Is this offensive?
Well, I’m in trouble again.
This time, it’s for something I wrote in Ragan Report. Actually, that’s not quite true. I’m in trouble for writing something that somebody else said, to be more precise.
Here’s the background:
In my front-page column for RR, I was talking about how PowerPoint is overused, misused, and abused in Corporate America. And I told an anecdote about a corporate meeting I was at recently, where an executive got up to speak, and threw up an unreadable PowerPoint slide, filled with arrows and numbers and boxes and other crap.
Here is a small part of what I wrote in RR:
“Right away, someone from the back of the room yelled out, ‘Not another PowerPoint!’ And someone at the table where we were sitting let out a huge sigh and said, under his breath, ‘Jesus, does he expect us to read that shit?’”
Well . . . that last sentence made one RR reader very angry. Her e-mail to my editor at Ragan started this way:
“Please stop sending my ANY material written by Steve Crescenzo. I find his use of vulgarity to be extremely offensive and unprofessional.”
Oh, but she wasn’t finished. She also said:
“Two problems here: the Lord’s name in vain (yes, some of us do consider that offensive, and the use of ‘shit’). I am not above swearing indeed I can hold my own in this area. However, any organization representing itself to be expert at communication, surely can search the available vocabulary to find language that supports its key points rather than stooping to the lowest, most base choices. I believe Mr Crescenzo thinks himself to be quite sophisticated, the ‘shock jock’ of professional communicators. I find him to be crass, unprofessional and easy to dismiss.”
Okay, first, I’m offended that she thinks that I think I’m sophisticated. How insulting. Second, if I was easy to dismiss, why didn’t she just dismiss me instead of writing a letter?
But the real point here is that I think she’s dead wrong.
Because . . . what I wrote was a direct quote! If I was just throwing gratuitous references to Jesus and shit all over the place, she might have a point.
But I was quoting what someone else said!

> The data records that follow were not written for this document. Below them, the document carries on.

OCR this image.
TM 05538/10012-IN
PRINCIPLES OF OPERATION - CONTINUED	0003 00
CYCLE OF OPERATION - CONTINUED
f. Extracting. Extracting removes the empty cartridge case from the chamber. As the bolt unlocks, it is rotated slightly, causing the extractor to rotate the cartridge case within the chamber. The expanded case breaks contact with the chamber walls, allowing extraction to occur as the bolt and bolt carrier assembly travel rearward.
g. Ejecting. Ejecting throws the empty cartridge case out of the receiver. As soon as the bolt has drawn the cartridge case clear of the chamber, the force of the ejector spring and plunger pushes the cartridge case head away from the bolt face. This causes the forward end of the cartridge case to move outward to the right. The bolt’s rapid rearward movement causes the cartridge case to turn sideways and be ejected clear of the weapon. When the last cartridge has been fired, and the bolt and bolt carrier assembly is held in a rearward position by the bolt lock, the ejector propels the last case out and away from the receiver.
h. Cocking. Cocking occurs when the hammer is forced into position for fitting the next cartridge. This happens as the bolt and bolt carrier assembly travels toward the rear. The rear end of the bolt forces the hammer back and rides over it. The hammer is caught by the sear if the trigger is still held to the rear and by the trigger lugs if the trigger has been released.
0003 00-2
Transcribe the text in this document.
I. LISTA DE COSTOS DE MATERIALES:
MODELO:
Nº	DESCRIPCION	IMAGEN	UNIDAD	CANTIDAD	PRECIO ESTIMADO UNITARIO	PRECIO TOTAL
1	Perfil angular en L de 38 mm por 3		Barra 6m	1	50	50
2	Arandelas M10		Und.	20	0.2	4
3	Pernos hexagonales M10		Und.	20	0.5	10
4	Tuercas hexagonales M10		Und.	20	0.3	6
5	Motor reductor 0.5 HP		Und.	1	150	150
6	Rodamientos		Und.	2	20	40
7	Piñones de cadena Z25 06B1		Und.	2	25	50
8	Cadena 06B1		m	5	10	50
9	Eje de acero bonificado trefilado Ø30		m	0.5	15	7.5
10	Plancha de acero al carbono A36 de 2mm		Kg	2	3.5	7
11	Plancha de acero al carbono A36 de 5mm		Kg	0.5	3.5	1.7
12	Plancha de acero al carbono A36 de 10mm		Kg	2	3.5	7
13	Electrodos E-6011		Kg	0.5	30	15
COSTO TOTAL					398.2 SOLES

And you know what? It was a good quote. It was a quote that summed up the feelings in the room. As a writer, you live for quotes like that.
I supposed I could have changed it. I could have softened it a tad, maybe. I could have changed “Jesus” to “Geez” or “Dang” or something similar. And I could have changed “shit” to “crap” or something softer. But somehow, “Geez, does he expect us to read that doo doo” doesn’t have the same effect, does it?
And besides . . . that is not what the man said!! Changing an executive's quote because he sounds like a corporate robot is one thing. I've done that before, and I'll do it again. But changing a direct quote in Ragan Report is unethical. The only thing I maybe could have done is the old sh** option, which is not an option, as far as I'm concerned.
And somehow, I think that if I wrote: "Jes**, does he really expect us to read that sh**?" the woman still would have been upset.
I offend enough people with what I write myself. I can’t worry about offending people with direct quotes from someone else, can I?